Fabius turned and looked at Scipio, at his hardened torso and his sword held ready by his side, his face grim and emotionless. He could guess the thoughts that were running through his mind. As boys they had dreamed of war as glorious contest, as battles between armies and warriors where the best fights were the most evenly matched, not just for Rome and glory but tests of manhood where the victor could walk away uplifted by killing an opponent who could as easily have won the day. But the reality of war was rarely like that. It was uneven, and messy. There might be honour in Scipio’s word, in his fides, but there would be no glory for him in this fight. Scipio was doing what he had to do to allow the enemy warriors to walk away with dignity, a decision that might make them more likely to be Rome’s allies in future, and to save his legionaries from dying unnecessarily. But this would be little more than an execution, the chieftain’s fate as certain as the deaths of the deserters they had watched being mauled by lions at the triumphal games after the Battle of Pydna. After years of yearning to return to war, Scipio was in at the ugly end, and Fabius knew he would be steeling himself to show utter resolve in what he had to do.

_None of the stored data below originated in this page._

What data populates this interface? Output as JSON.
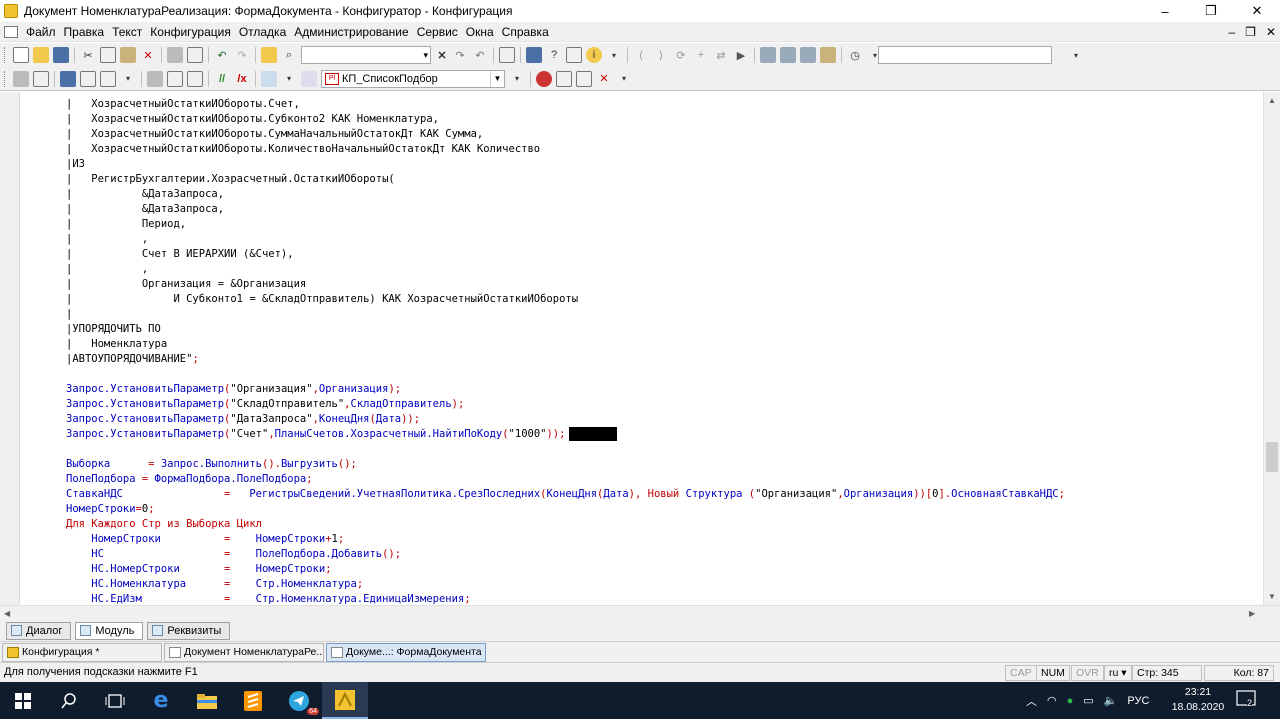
{
  "window": {
    "title": "Документ НоменклатураРеализация: ФормаДокумента - Конфигуратор - Конфигурация",
    "controls": [
      "–",
      "❐",
      "✕"
    ]
  },
  "menu": {
    "items": [
      "Файл",
      "Правка",
      "Текст",
      "Конфигурация",
      "Отладка",
      "Администрирование",
      "Сервис",
      "Окна",
      "Справка"
    ],
    "mdi_controls": [
      "–",
      "❐",
      "✕"
    ]
  },
  "toolbar2": {
    "procedure_combo": "КП_СписокПодбор",
    "procedure_icon": "Pl"
  },
  "code": {
    "lines": [
      [
        {
          "t": "|   ХозрасчетныйОстаткиИОбороты.Счет,",
          "c": "qtext"
        }
      ],
      [
        {
          "t": "|   ХозрасчетныйОстаткиИОбороты.Субконто2 КАК Номенклатура,",
          "c": "qtext"
        }
      ],
      [
        {
          "t": "|   ХозрасчетныйОстаткиИОбороты.СуммаНачальныйОстатокДт КАК Сумма,",
          "c": "qtext"
        }
      ],
      [
        {
          "t": "|   ХозрасчетныйОстаткиИОбороты.КоличествоНачальныйОстатокДт КАК Количество",
          "c": "qtext"
        }
      ],
      [
        {
          "t": "|ИЗ",
          "c": "qtext"
        }
      ],
      [
        {
          "t": "|   РегистрБухгалтерии.Хозрасчетный.ОстаткиИОбороты(",
          "c": "qtext"
        }
      ],
      [
        {
          "t": "|           &ДатаЗапроса,",
          "c": "qtext"
        }
      ],
      [
        {
          "t": "|           &ДатаЗапроса,",
          "c": "qtext"
        }
      ],
      [
        {
          "t": "|           Период,",
          "c": "qtext"
        }
      ],
      [
        {
          "t": "|           ,",
          "c": "qtext"
        }
      ],
      [
        {
          "t": "|           Счет В ИЕРАРХИИ (&Счет),",
          "c": "qtext"
        }
      ],
      [
        {
          "t": "|           ,",
          "c": "qtext"
        }
      ],
      [
        {
          "t": "|           Организация = &Организация",
          "c": "qtext"
        }
      ],
      [
        {
          "t": "|                И Субконто1 = &СкладОтправитель) КАК ХозрасчетныйОстаткиИОбороты",
          "c": "qtext"
        }
      ],
      [
        {
          "t": "|",
          "c": "qtext"
        }
      ],
      [
        {
          "t": "|УПОРЯДОЧИТЬ ПО",
          "c": "qtext"
        }
      ],
      [
        {
          "t": "|   Номенклатура",
          "c": "qtext"
        }
      ],
      [
        {
          "t": "|АВТОУПОРЯДОЧИВАНИЕ\"",
          "c": "qtext"
        },
        {
          "t": ";",
          "c": "op"
        }
      ],
      [
        {
          "t": "",
          "c": "qtext"
        }
      ],
      [
        {
          "t": "Запрос.УстановитьПараметр",
          "c": "id"
        },
        {
          "t": "(",
          "c": "op"
        },
        {
          "t": "\"Организация\"",
          "c": "str"
        },
        {
          "t": ",",
          "c": "op"
        },
        {
          "t": "Организация",
          "c": "id"
        },
        {
          "t": ");",
          "c": "op"
        }
      ],
      [
        {
          "t": "Запрос.УстановитьПараметр",
          "c": "id"
        },
        {
          "t": "(",
          "c": "op"
        },
        {
          "t": "\"СкладОтправитель\"",
          "c": "str"
        },
        {
          "t": ",",
          "c": "op"
        },
        {
          "t": "СкладОтправитель",
          "c": "id"
        },
        {
          "t": ");",
          "c": "op"
        }
      ],
      [
        {
          "t": "Запрос.УстановитьПараметр",
          "c": "id"
        },
        {
          "t": "(",
          "c": "op"
        },
        {
          "t": "\"ДатаЗапроса\"",
          "c": "str"
        },
        {
          "t": ",",
          "c": "op"
        },
        {
          "t": "КонецДня",
          "c": "id"
        },
        {
          "t": "(",
          "c": "op"
        },
        {
          "t": "Дата",
          "c": "id"
        },
        {
          "t": "));",
          "c": "op"
        }
      ],
      [
        {
          "t": "Запрос.УстановитьПараметр",
          "c": "id"
        },
        {
          "t": "(",
          "c": "op"
        },
        {
          "t": "\"Счет\"",
          "c": "str"
        },
        {
          "t": ",",
          "c": "op"
        },
        {
          "t": "ПланыСчетов.Хозрасчетный.НайтиПоКоду",
          "c": "id"
        },
        {
          "t": "(",
          "c": "op"
        },
        {
          "t": "\"1000\"",
          "c": "str"
        },
        {
          "t": "));",
          "c": "op"
        },
        {
          "t": "",
          "c": "redact"
        }
      ],
      [
        {
          "t": "",
          "c": "qtext"
        }
      ],
      [
        {
          "t": "Выборка      ",
          "c": "id"
        },
        {
          "t": "= ",
          "c": "op"
        },
        {
          "t": "Запрос.Выполнить",
          "c": "id"
        },
        {
          "t": "().",
          "c": "op"
        },
        {
          "t": "Выгрузить",
          "c": "id"
        },
        {
          "t": "();",
          "c": "op"
        }
      ],
      [
        {
          "t": "ПолеПодбора ",
          "c": "id"
        },
        {
          "t": "= ",
          "c": "op"
        },
        {
          "t": "ФормаПодбора.ПолеПодбора",
          "c": "id"
        },
        {
          "t": ";",
          "c": "op"
        }
      ],
      [
        {
          "t": "СтавкаНДС                ",
          "c": "id"
        },
        {
          "t": "=   ",
          "c": "op"
        },
        {
          "t": "РегистрыСведений.УчетнаяПолитика.СрезПоследних",
          "c": "id"
        },
        {
          "t": "(",
          "c": "op"
        },
        {
          "t": "КонецДня",
          "c": "id"
        },
        {
          "t": "(",
          "c": "op"
        },
        {
          "t": "Дата",
          "c": "id"
        },
        {
          "t": "), ",
          "c": "op"
        },
        {
          "t": "Новый ",
          "c": "kw"
        },
        {
          "t": "Структура ",
          "c": "id"
        },
        {
          "t": "(",
          "c": "op"
        },
        {
          "t": "\"Организация\"",
          "c": "str"
        },
        {
          "t": ",",
          "c": "op"
        },
        {
          "t": "Организация",
          "c": "id"
        },
        {
          "t": "))[",
          "c": "op"
        },
        {
          "t": "0",
          "c": "str"
        },
        {
          "t": "].",
          "c": "op"
        },
        {
          "t": "ОсновнаяСтавкаНДС",
          "c": "id"
        },
        {
          "t": ";",
          "c": "op"
        }
      ],
      [
        {
          "t": "НомерСтроки",
          "c": "id"
        },
        {
          "t": "=",
          "c": "op"
        },
        {
          "t": "0",
          "c": "str"
        },
        {
          "t": ";",
          "c": "op"
        }
      ],
      [
        {
          "t": "Для Каждого ",
          "c": "kw"
        },
        {
          "t": "Стр ",
          "c": "kw"
        },
        {
          "t": "из ",
          "c": "kw"
        },
        {
          "t": "Выборка ",
          "c": "kw"
        },
        {
          "t": "Цикл",
          "c": "kw"
        }
      ],
      [
        {
          "t": "    НомерСтроки          ",
          "c": "id"
        },
        {
          "t": "=    ",
          "c": "op"
        },
        {
          "t": "НомерСтроки",
          "c": "id"
        },
        {
          "t": "+",
          "c": "op"
        },
        {
          "t": "1",
          "c": "str"
        },
        {
          "t": ";",
          "c": "op"
        }
      ],
      [
        {
          "t": "    НС                   ",
          "c": "id"
        },
        {
          "t": "=    ",
          "c": "op"
        },
        {
          "t": "ПолеПодбора.Добавить",
          "c": "id"
        },
        {
          "t": "();",
          "c": "op"
        }
      ],
      [
        {
          "t": "    НС.НомерСтроки       ",
          "c": "id"
        },
        {
          "t": "=    ",
          "c": "op"
        },
        {
          "t": "НомерСтроки",
          "c": "id"
        },
        {
          "t": ";",
          "c": "op"
        }
      ],
      [
        {
          "t": "    НС.Номенклатура      ",
          "c": "id"
        },
        {
          "t": "=    ",
          "c": "op"
        },
        {
          "t": "Стр.Номенклатура",
          "c": "id"
        },
        {
          "t": ";",
          "c": "op"
        }
      ],
      [
        {
          "t": "    НС.ЕдИзм             ",
          "c": "id"
        },
        {
          "t": "=    ",
          "c": "op"
        },
        {
          "t": "Стр.Номенклатура.ЕдиницаИзмерения",
          "c": "id"
        },
        {
          "t": ";",
          "c": "op"
        }
      ]
    ]
  },
  "bottom_tabs": {
    "dialog": "Диалог",
    "module": "Модуль",
    "requisites": "Реквизиты"
  },
  "window_list": {
    "config": "Конфигурация *",
    "doc": "Документ НоменклатураРе...",
    "form": "Докуме...: ФормаДокумента"
  },
  "status": {
    "hint": "Для получения подсказки нажмите F1",
    "cap": "CAP",
    "num": "NUM",
    "ovr": "OVR",
    "lang": "ru",
    "row": "Стр: 345",
    "col": "Кол: 87"
  },
  "taskbar": {
    "lang": "РУС",
    "time": "23:21",
    "date": "18.08.2020",
    "telegram_badge": "64",
    "notif_count": "2"
  }
}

He knew that Scipio would not sham a fight, that he would respect the old warrior’s pride by fighting him man to man with his full strength for however long it lasted. The chieftain limped into the mud and stood a few feet from Scipio, his legs apart and his sword held in front of him with both hands, the blade down. Scipio nodded, and the man suddenly swung his blade like a scythe in front of Scipio’s chest, nicking the skin and making him fall back, staggering slightly. The man still had strength in his arms and a lifetime’s skill with the Celtiberian sword, its slashing blade longer than the Roman gladius but less versatile at close quarters. His weakness lay in his poor mobility, and Scipio was going to have to get around him and under the arc of the blade, deflecting it and going for a thrust. Scipio edged forward, crouched down this time with his sword held at the ready, just raising it in time to parry another vicious sweep by the chieftain that nearly sent Scipio’s gladius flying. He backed off again and crouched lower, suddenly springing to the side and catching the chieftain off-balance as he tried to twist his body round to confront him. Scipio darted in and thrust his sword hard into the man’s good leg, pulling it out of the calf just in time to avoid another sweeping blow. The man shifted, nearly toppling over, the mud beneath him shiny with fresh blood from the wound, steaming on the cool ground.

The chieftain had shown his skill and courage in front of his warriors, but now they would expect no more. At the next swing Scipio parried the blade, deflecting it, and then leapt forward and this time thrust his own blade into the man’s abdomen, running him through to the hilt and then holding him close, swaying together with him in the mud. The chieftain retched, throwing up yellow bile streaked with blood, and then Scipio pushed him back and heaved the sword up and down, slicing open a huge wound from the man’s pelvis to his ribcage. He withdrew the sword and the chieftain fell back, staggering and twisting, and as he did so the wound gaped open and his intestines spilled out, blue and red and steaming, dripping with blood. He looked down with his one eye, his face sheet-white, his expression uncomprehending. His intestines had dropped in a loop to the ground and he tripped over them, sprawling forward and then raising himself on his knees, scooping them up with his hands in the mud and trying to put them back inside.